Guilbert et Lancry (2007), soulignent la difficulté d’accéder au réel du travail des cadres. Un premier défi provient du fait que si la population des cadres est habituée à remplir des questionnaires, « elle est plutôt réticente à permettre une observation de ses activités et à fournir des données concernant sa vie privée ». Par conséquent, il est « nécessaire de concevoir une méthodologie non intrusive, offrant un accès à l’ensemble des activités des cadres » (ibid., p. 323). Chez les professionnels RH, à cette discrétion inhérente aux cadres, s’ajoute un devoir de confidentialité, lorsqu’ils traitent des problématiques individuelles ou sociales sensibles.

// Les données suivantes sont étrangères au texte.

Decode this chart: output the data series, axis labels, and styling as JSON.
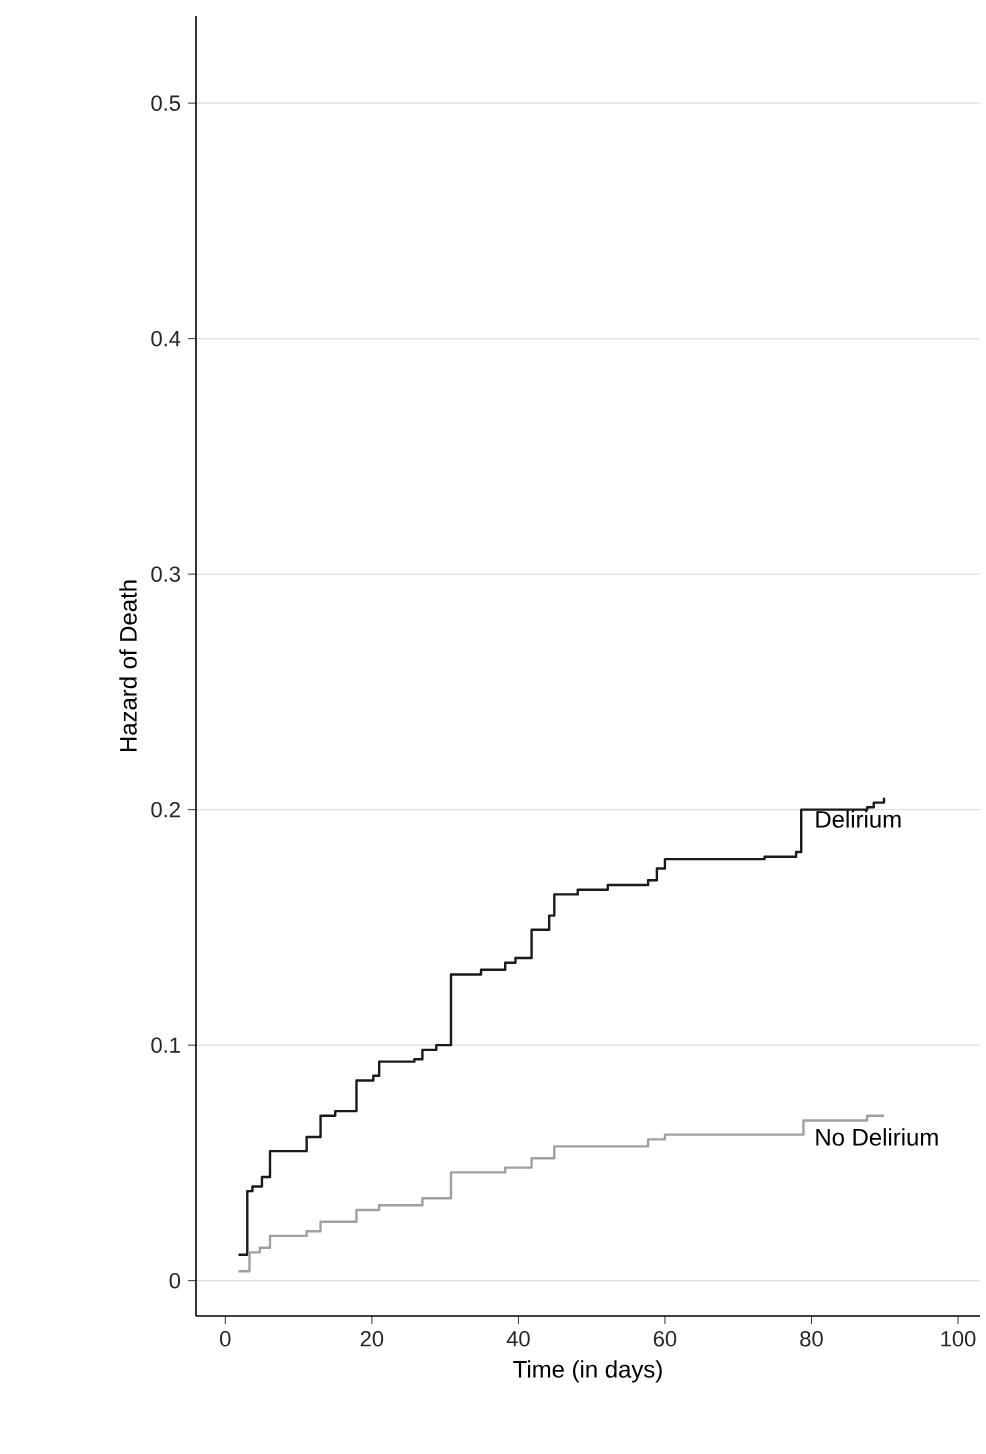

Un deuxième défi provient du caractère instable de l’objet du travail des cadres. « Le contenu de leur travail n’est pas donné a priori, il s’élabore et évolue avec la situation » (ibid., p. 321). Pour Langa (1997, p. 27), « les cadres ne sont pas confrontés à des problèmes bien structurés, pour lesquels les données nécessaires seraient toutes disponibles et suffisantes ». Cette remarque nous paraît particulièrement importante dans l’analyse du travail des professionnels RH. En effet, la multiplication des missions (voir section 2.4.3, p. 55) peut se traduire par un éclatement des activités rendant difficile l’observation de l’ensemble des situations caractéristiques possibles ou de situations de travail choisies. Toutefois, certaines situations de travail se présentent comme des lieux stabilisés d’observation. Nous pensons en particulier aux réunions (GTPP, CHSCT, comité de direction, etc.), dont les objets sont généralement cadrés, même s’ils peuvent évoluer en cours d’activité.

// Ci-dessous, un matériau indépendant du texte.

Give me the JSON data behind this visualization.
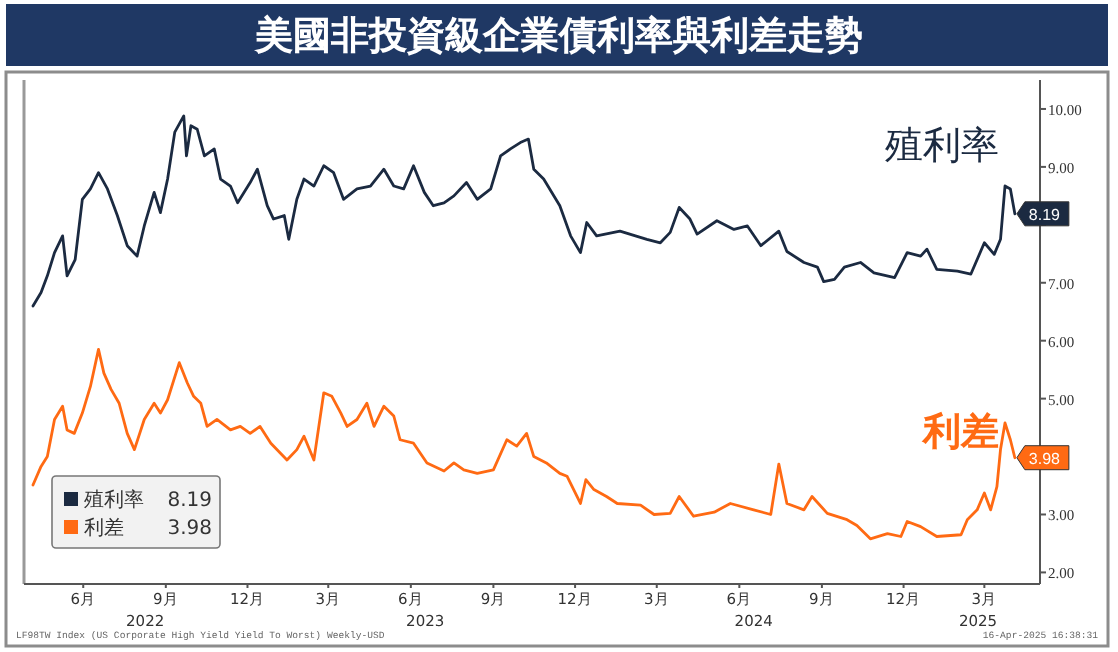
{
  "chart_data": {
    "type": "line",
    "title": "美國非投資級企業債利率與利差走勢",
    "xlim": [
      "2022-04-10",
      "2025-05-16"
    ],
    "xticks": [
      {
        "value": "2022-06-15",
        "label": "6月"
      },
      {
        "value": "2022-09-15",
        "label": "9月"
      },
      {
        "value": "2022-12-15",
        "label": "12月"
      },
      {
        "value": "2023-03-15",
        "label": "3月"
      },
      {
        "value": "2023-06-15",
        "label": "6月"
      },
      {
        "value": "2023-09-15",
        "label": "9月"
      },
      {
        "value": "2023-12-15",
        "label": "12月"
      },
      {
        "value": "2024-03-15",
        "label": "3月"
      },
      {
        "value": "2024-06-15",
        "label": "6月"
      },
      {
        "value": "2024-09-15",
        "label": "9月"
      },
      {
        "value": "2024-12-15",
        "label": "12月"
      },
      {
        "value": "2025-03-15",
        "label": "3月"
      }
    ],
    "x2lim": [
      "2022-04-10",
      "2025-05-16"
    ],
    "x2ticks": [
      {
        "value": "2022-08-23",
        "label": "2022"
      },
      {
        "value": "2023-07-01",
        "label": "2023"
      },
      {
        "value": "2024-07-01",
        "label": "2024"
      },
      {
        "value": "2025-03-08",
        "label": "2025"
      }
    ],
    "ylim": [
      1.8,
      10.5
    ],
    "yticks": [
      {
        "value": 2,
        "label": "2.00"
      },
      {
        "value": 3,
        "label": "3.00"
      },
      {
        "value": 4,
        "label": null
      },
      {
        "value": 5,
        "label": "5.00"
      },
      {
        "value": 6,
        "label": "6.00"
      },
      {
        "value": 7,
        "label": "7.00"
      },
      {
        "value": 8,
        "label": null
      },
      {
        "value": 9,
        "label": "9.00"
      },
      {
        "value": 10,
        "label": "10.00"
      }
    ],
    "legend": "bottom left",
    "annotations": [
      "LF98TW Index (US Corporate High Yield Yield To Worst) Weekly-USD",
      "16-Apr-2025 16:38:31"
    ],
    "series": [
      {
        "name": "殖利率",
        "color": "#1b2a41",
        "x": [
          "2022-04-20",
          "2022-04-29",
          "2022-05-06",
          "2022-05-14",
          "2022-05-23",
          "2022-05-28",
          "2022-06-06",
          "2022-06-14",
          "2022-06-23",
          "2022-07-02",
          "2022-07-12",
          "2022-07-23",
          "2022-08-03",
          "2022-08-14",
          "2022-08-22",
          "2022-09-02",
          "2022-09-09",
          "2022-09-17",
          "2022-09-25",
          "2022-10-05",
          "2022-10-08",
          "2022-10-13",
          "2022-10-20",
          "2022-10-28",
          "2022-11-08",
          "2022-11-15",
          "2022-11-26",
          "2022-12-04",
          "2022-12-18",
          "2022-12-26",
          "2023-01-06",
          "2023-01-13",
          "2023-01-25",
          "2023-01-30",
          "2023-02-08",
          "2023-02-16",
          "2023-02-27",
          "2023-03-10",
          "2023-03-21",
          "2023-04-01",
          "2023-04-16",
          "2023-05-01",
          "2023-05-16",
          "2023-05-27",
          "2023-06-07",
          "2023-06-18",
          "2023-06-30",
          "2023-07-10",
          "2023-07-22",
          "2023-08-02",
          "2023-08-16",
          "2023-08-28",
          "2023-09-12",
          "2023-09-23",
          "2023-10-04",
          "2023-10-15",
          "2023-10-24",
          "2023-10-30",
          "2023-11-10",
          "2023-11-28",
          "2023-12-10",
          "2023-12-21",
          "2023-12-28",
          "2024-01-08",
          "2024-02-03",
          "2024-03-04",
          "2024-03-19",
          "2024-03-30",
          "2024-04-09",
          "2024-04-21",
          "2024-04-29",
          "2024-05-21",
          "2024-06-09",
          "2024-06-24",
          "2024-07-09",
          "2024-07-29",
          "2024-08-07",
          "2024-08-26",
          "2024-09-10",
          "2024-09-17",
          "2024-09-29",
          "2024-10-10",
          "2024-10-28",
          "2024-11-12",
          "2024-12-05",
          "2024-12-19",
          "2025-01-03",
          "2025-01-10",
          "2025-01-21",
          "2025-02-13",
          "2025-02-28",
          "2025-03-15",
          "2025-03-26",
          "2025-04-02",
          "2025-04-07",
          "2025-04-13",
          "2025-04-18"
        ],
        "values": [
          6.6,
          6.83,
          7.12,
          7.52,
          7.81,
          7.12,
          7.4,
          8.44,
          8.62,
          8.9,
          8.62,
          8.16,
          7.64,
          7.46,
          7.98,
          8.56,
          8.21,
          8.79,
          9.6,
          9.88,
          9.19,
          9.71,
          9.65,
          9.19,
          9.31,
          8.79,
          8.67,
          8.38,
          8.73,
          8.96,
          8.33,
          8.1,
          8.16,
          7.75,
          8.44,
          8.79,
          8.67,
          9.02,
          8.9,
          8.44,
          8.62,
          8.67,
          8.96,
          8.67,
          8.62,
          9.02,
          8.56,
          8.33,
          8.38,
          8.5,
          8.73,
          8.44,
          8.62,
          9.19,
          9.31,
          9.42,
          9.48,
          8.96,
          8.79,
          8.33,
          7.81,
          7.52,
          8.04,
          7.81,
          7.89,
          7.75,
          7.69,
          7.87,
          8.3,
          8.1,
          7.84,
          8.07,
          7.92,
          7.98,
          7.64,
          7.89,
          7.54,
          7.35,
          7.27,
          7.02,
          7.06,
          7.27,
          7.35,
          7.17,
          7.09,
          7.52,
          7.46,
          7.58,
          7.23,
          7.2,
          7.15,
          7.69,
          7.49,
          7.75,
          8.67,
          8.62,
          8.19
        ],
        "value_labels": [
          null,
          null,
          null,
          null,
          null,
          null,
          null,
          null,
          null,
          null,
          null,
          null,
          null,
          null,
          null,
          null,
          null,
          null,
          null,
          null,
          null,
          null,
          null,
          null,
          null,
          null,
          null,
          null,
          null,
          null,
          null,
          null,
          null,
          null,
          null,
          null,
          null,
          null,
          null,
          null,
          null,
          null,
          null,
          null,
          null,
          null,
          null,
          null,
          null,
          null,
          null,
          null,
          null,
          null,
          null,
          null,
          null,
          null,
          null,
          null,
          null,
          null,
          null,
          null,
          null,
          null,
          null,
          null,
          null,
          null,
          null,
          null,
          null,
          null,
          null,
          null,
          null,
          null,
          null,
          null,
          null,
          null,
          null,
          null,
          null,
          null,
          null,
          null,
          null,
          null,
          null,
          null,
          null,
          null,
          null,
          null,
          "8.19"
        ]
      },
      {
        "name": "利差",
        "color": "#ff6a13",
        "x": [
          "2022-04-20",
          "2022-04-29",
          "2022-05-06",
          "2022-05-14",
          "2022-05-23",
          "2022-05-28",
          "2022-06-05",
          "2022-06-14",
          "2022-06-23",
          "2022-07-02",
          "2022-07-08",
          "2022-07-16",
          "2022-07-25",
          "2022-08-03",
          "2022-08-11",
          "2022-08-22",
          "2022-09-02",
          "2022-09-09",
          "2022-09-17",
          "2022-09-30",
          "2022-10-09",
          "2022-10-16",
          "2022-10-24",
          "2022-10-31",
          "2022-11-11",
          "2022-11-26",
          "2022-12-07",
          "2022-12-18",
          "2022-12-29",
          "2023-01-10",
          "2023-01-28",
          "2023-02-08",
          "2023-02-16",
          "2023-02-27",
          "2023-03-10",
          "2023-03-19",
          "2023-03-29",
          "2023-04-05",
          "2023-04-16",
          "2023-04-27",
          "2023-05-05",
          "2023-05-16",
          "2023-05-27",
          "2023-06-03",
          "2023-06-18",
          "2023-07-03",
          "2023-07-22",
          "2023-08-02",
          "2023-08-13",
          "2023-08-28",
          "2023-09-15",
          "2023-09-30",
          "2023-10-11",
          "2023-10-22",
          "2023-10-30",
          "2023-11-13",
          "2023-11-28",
          "2023-12-06",
          "2023-12-21",
          "2023-12-27",
          "2024-01-05",
          "2024-01-19",
          "2024-01-31",
          "2024-02-26",
          "2024-03-12",
          "2024-03-30",
          "2024-04-09",
          "2024-04-25",
          "2024-05-18",
          "2024-06-05",
          "2024-07-01",
          "2024-07-20",
          "2024-07-29",
          "2024-08-07",
          "2024-08-26",
          "2024-09-04",
          "2024-09-21",
          "2024-10-13",
          "2024-10-24",
          "2024-11-08",
          "2024-11-27",
          "2024-12-12",
          "2024-12-19",
          "2025-01-03",
          "2025-01-21",
          "2025-02-17",
          "2025-02-24",
          "2025-03-07",
          "2025-03-15",
          "2025-03-22",
          "2025-03-29",
          "2025-04-02",
          "2025-04-07",
          "2025-04-13",
          "2025-04-18"
        ],
        "values": [
          3.51,
          3.83,
          4.0,
          4.64,
          4.87,
          4.46,
          4.4,
          4.75,
          5.21,
          5.85,
          5.44,
          5.16,
          4.92,
          4.4,
          4.12,
          4.64,
          4.92,
          4.75,
          4.98,
          5.62,
          5.27,
          5.04,
          4.92,
          4.52,
          4.64,
          4.46,
          4.52,
          4.4,
          4.52,
          4.23,
          3.94,
          4.12,
          4.35,
          3.94,
          5.1,
          5.04,
          4.75,
          4.52,
          4.64,
          4.92,
          4.52,
          4.87,
          4.7,
          4.29,
          4.23,
          3.89,
          3.75,
          3.89,
          3.77,
          3.71,
          3.77,
          4.29,
          4.18,
          4.4,
          4.0,
          3.89,
          3.71,
          3.66,
          3.19,
          3.6,
          3.43,
          3.31,
          3.19,
          3.16,
          3.0,
          3.02,
          3.31,
          2.97,
          3.04,
          3.19,
          3.08,
          3.0,
          3.87,
          3.19,
          3.08,
          3.31,
          3.02,
          2.91,
          2.81,
          2.58,
          2.67,
          2.62,
          2.88,
          2.79,
          2.62,
          2.65,
          2.91,
          3.08,
          3.37,
          3.08,
          3.48,
          4.12,
          4.58,
          4.29,
          3.98
        ],
        "value_labels": [
          null,
          null,
          null,
          null,
          null,
          null,
          null,
          null,
          null,
          null,
          null,
          null,
          null,
          null,
          null,
          null,
          null,
          null,
          null,
          null,
          null,
          null,
          null,
          null,
          null,
          null,
          null,
          null,
          null,
          null,
          null,
          null,
          null,
          null,
          null,
          null,
          null,
          null,
          null,
          null,
          null,
          null,
          null,
          null,
          null,
          null,
          null,
          null,
          null,
          null,
          null,
          null,
          null,
          null,
          null,
          null,
          null,
          null,
          null,
          null,
          null,
          null,
          null,
          null,
          null,
          null,
          null,
          null,
          null,
          null,
          null,
          null,
          null,
          null,
          null,
          null,
          null,
          null,
          null,
          null,
          null,
          null,
          null,
          null,
          null,
          null,
          null,
          null,
          null,
          null,
          null,
          null,
          null,
          null,
          "3.98"
        ]
      }
    ]
  }
}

Dieumegard, Saury et Durand (2004, p. 175) identifient un troisième défi dans la mise en œuvre de l’analyse du travail des cadres : « l’activité des cadres s’inscrit

171 dans une historicité qui s’étend au-delà d’un épisode, et souvent bien au-delà de la journée dans laquelle il se tient ». Dans leur travail, s’entremêlent des activités aux temporalités multiples. Le travail des cadres et encadrants est caractérisé par des activités brèves (Mintzberg, 2004 [1989]) s’inscrivant dans « une temporalité longue, s’étendant sur plusieurs semaines, plusieurs mois » (Dieumegard, Saury et Durand, op. cit.).

Les remarques de Dugué (2005, pp. 83‑84) à propos de l’observation des activités de négociation1 suggèrent un quatrième défi dans l’analyse du travail des encadrants en général et des professionnels RH en particulier :

Ce qui n’est pas socialement valorisable et valorisant sera plus difficilement accessible pour l’observateur. Les verbalisations a posteriori, les entretiens avec les différents acteurs, ne suffisent pas forcément pour saisir toutes les nuances d’un processus négociatoire ni pour mesurer toutes les difficultés rencontrées.

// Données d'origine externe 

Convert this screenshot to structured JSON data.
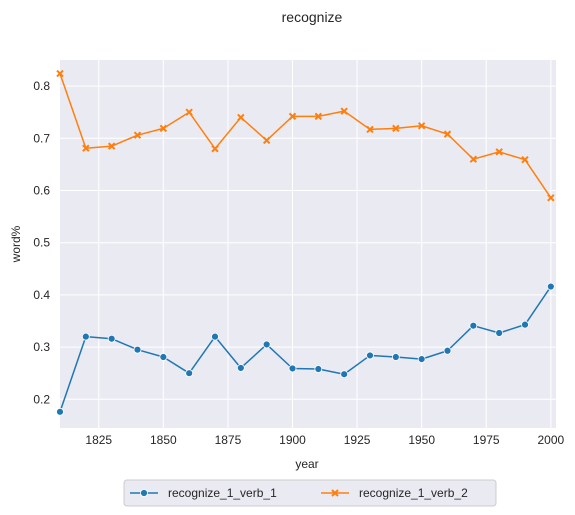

Face à ces défis, notre travail de recherche en immersion (voir section 5.4.1) présente deux avantages majeurs. D’une part, il est caractérisé par un accès prolongé au terrain, qui permet d’avoir un riche aperçu de la diversité des activités des professionnels RH et facilite la reconstitution de leur historicité. D’autre part, cette immersion peut permettre d’établir la relation de confiance nécessaire à l’obtention de données confidentielles, et d’accéder à des situations peu « valorisables et valorisantes ».

Finalement, notre travail de recherche répond donc partiellement à l’invitation de De Montmollin, qui appelait à une « ethnologie ergonomique des cadres » (1984, p. 92).